Celis is vice president of Sanyo's operations in Tijuana, Mexico. Parent Sanyo Electric Co. Ltd. is based in Osaka, Japan.
Plants in the Mexican state of Baja California, mostly in Tijuana, Tecate and Mexicali, make 14 million television sets per year. Those in the state of Chihuahua, including Ciudad Ju rez, make 10 million to 11 million sets, Celis said. The U.S. market consumes 23 million TV sets a year, he said.

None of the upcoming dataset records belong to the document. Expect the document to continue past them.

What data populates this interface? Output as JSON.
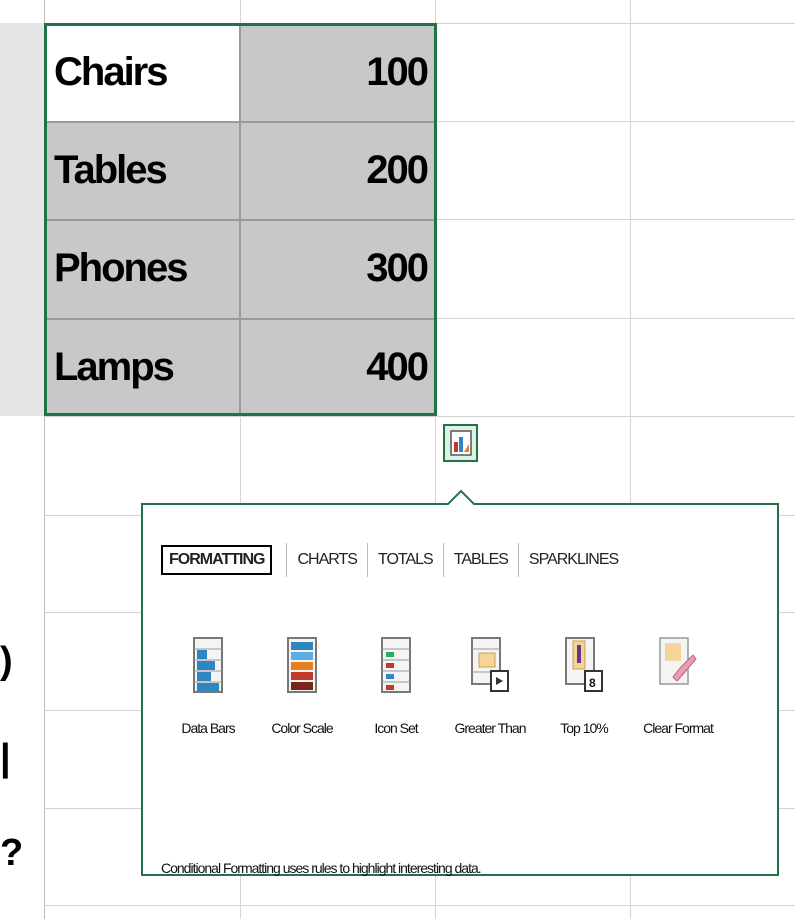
{
  "sheet": {
    "rows": [
      {
        "label": "Chairs",
        "value": "100"
      },
      {
        "label": "Tables",
        "value": "200"
      },
      {
        "label": "Phones",
        "value": "300"
      },
      {
        "label": "Lamps",
        "value": "400"
      }
    ],
    "left_edge_fragments": [
      ")",
      "|",
      "?"
    ]
  },
  "quick_analysis": {
    "tabs": [
      {
        "label": "FORMATTING",
        "active": true
      },
      {
        "label": "CHARTS",
        "active": false
      },
      {
        "label": "TOTALS",
        "active": false
      },
      {
        "label": "TABLES",
        "active": false
      },
      {
        "label": "SPARKLINES",
        "active": false
      }
    ],
    "tools": [
      {
        "label": "Data Bars",
        "icon": "data-bars-icon"
      },
      {
        "label": "Color Scale",
        "icon": "color-scale-icon"
      },
      {
        "label": "Icon Set",
        "icon": "icon-set-icon"
      },
      {
        "label": "Greater Than",
        "icon": "greater-than-icon"
      },
      {
        "label": "Top 10%",
        "icon": "top-10-icon"
      },
      {
        "label": "Clear Format",
        "icon": "clear-format-icon"
      }
    ],
    "description": "Conditional Formatting uses rules to highlight interesting data."
  },
  "colors": {
    "accent": "#217346",
    "selection_fill": "#c8c8c8"
  }
}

Provisions of the 1994 North American Free Trade Agreement affect operations. Sanyo, for example, procures 70-75 percent of materials in its TV sets from NAFTA suppliers, Celis said. About 20-25 percent comes from Asia, usually involving small, high-volume resistors, capacitors and some integrated circuits.

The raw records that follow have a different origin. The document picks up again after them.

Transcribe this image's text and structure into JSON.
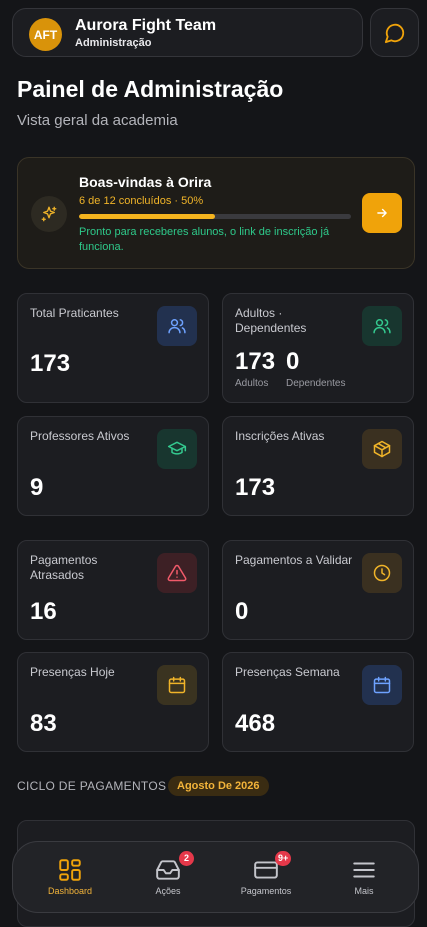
{
  "header": {
    "avatar_initials": "AFT",
    "team_name": "Aurora Fight Team",
    "role": "Administração",
    "chat_icon": "chat-bubble-icon"
  },
  "page": {
    "title": "Painel de Administração",
    "subtitle": "Vista geral da academia"
  },
  "welcome": {
    "title": "Boas-vindas à Orira",
    "progress_text": "6 de 12 concluídos · 50%",
    "progress_fraction": 0.5,
    "note": "Pronto para receberes alunos, o link de inscrição já funciona.",
    "icon": "sparkles-icon",
    "action_icon": "arrow-right-icon"
  },
  "stats": {
    "total": {
      "label": "Total Praticantes",
      "value": "173",
      "icon": "users-icon"
    },
    "adults_dependents": {
      "label": "Adultos · Dependentes",
      "adults_value": "173",
      "adults_label": "Adultos",
      "dependents_value": "0",
      "dependents_label": "Dependentes",
      "icon": "users-icon"
    },
    "teachers": {
      "label": "Professores Ativos",
      "value": "9",
      "icon": "graduation-cap-icon"
    },
    "enrollments": {
      "label": "Inscrições Ativas",
      "value": "173",
      "icon": "package-icon"
    },
    "late_payments": {
      "label": "Pagamentos Atrasados",
      "value": "16",
      "icon": "alert-triangle-icon"
    },
    "pending_payments": {
      "label": "Pagamentos a Validar",
      "value": "0",
      "icon": "clock-icon"
    },
    "attendance_today": {
      "label": "Presenças Hoje",
      "value": "83",
      "icon": "calendar-icon"
    },
    "attendance_week": {
      "label": "Presenças Semana",
      "value": "468",
      "icon": "calendar-icon"
    }
  },
  "cycle": {
    "title": "CICLO DE PAGAMENTOS",
    "month": "Agosto De 2026"
  },
  "nav": {
    "items": [
      {
        "label": "Dashboard",
        "icon": "dashboard-icon",
        "active": true
      },
      {
        "label": "Ações",
        "icon": "inbox-icon",
        "badge": "2"
      },
      {
        "label": "Pagamentos",
        "icon": "credit-card-icon",
        "badge": "9+"
      },
      {
        "label": "Mais",
        "icon": "menu-icon"
      }
    ]
  },
  "colors": {
    "accent": "#f0a30a",
    "success": "#2ec98a",
    "danger": "#e5384a",
    "background": "#141518"
  }
}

Celis said NAFTA requires at least 62.5 percent of content from Mexico, the United States and Canada. NAFTA ended Mexican tariffs on numerous U.S. resins and began phasing out duties for some plastics commodities.
Celis said Sanyo operates with a team of Mexican, U.S. and Japanese managers with a ``basic U.S. [style], with elements of Japanese continuous improvement'' and recognition of ``Mexican cultural differences.''
Prominent TV cabinet molder Mulay Plastics Inc. uses ``Mexican nationals from general manager to entry-level'' in its Tijuana plant, said Craig Harman, western region operations director.
As the skill sets go up, ``our turnover in indirect [labor] is very low,'' said Harman, who oversees plants in Tijuana and Casa Grande, Ariz., and will handle a facility being built in Ciudad Juarez.
SPM's maquiladora has experienced high turnover at the entry level, finding workers will ``switch for 50 cents a day'' and seeing the potential for ``a bidding war developing,'' said Michael Chastain, regional manager for Dynacast Co.'s SPM plants in Anaheim, Calif., and El Paso, Texas. He recognizes a need for employee orientation to deal with ``severe cultural differences, especially with [those from] mid-Mexico.''
Original equipment manufacturers encourage suppliers to locate nearby, but molders take the investment risk.
``We assume [we will] not get a heavy, front-loaded commitment'' for upgrading operations to meet customer needs, said Tom Plein, owner of El Cajon, Calif.-based AMS Plastics Inc., which operates plants in Tijuana and Mexicali. OEMs need world-class suppliers and rely on molders who ``have faith in the process,'' he said.
As to resin supplies, some molders in Mexico think the materials should cost the same as in the United States, said Alejandro Ruiz Pedrero, sales manager for Bayer de Mexico SA de CV in Mexico City. Brokerage and transportation, however, add costs.
Plastic injection molding is Baja California's second-largest economic activity behind electronics, said Manuel Garcia Lepe, alliances director for the state economic development unit in Tijuana.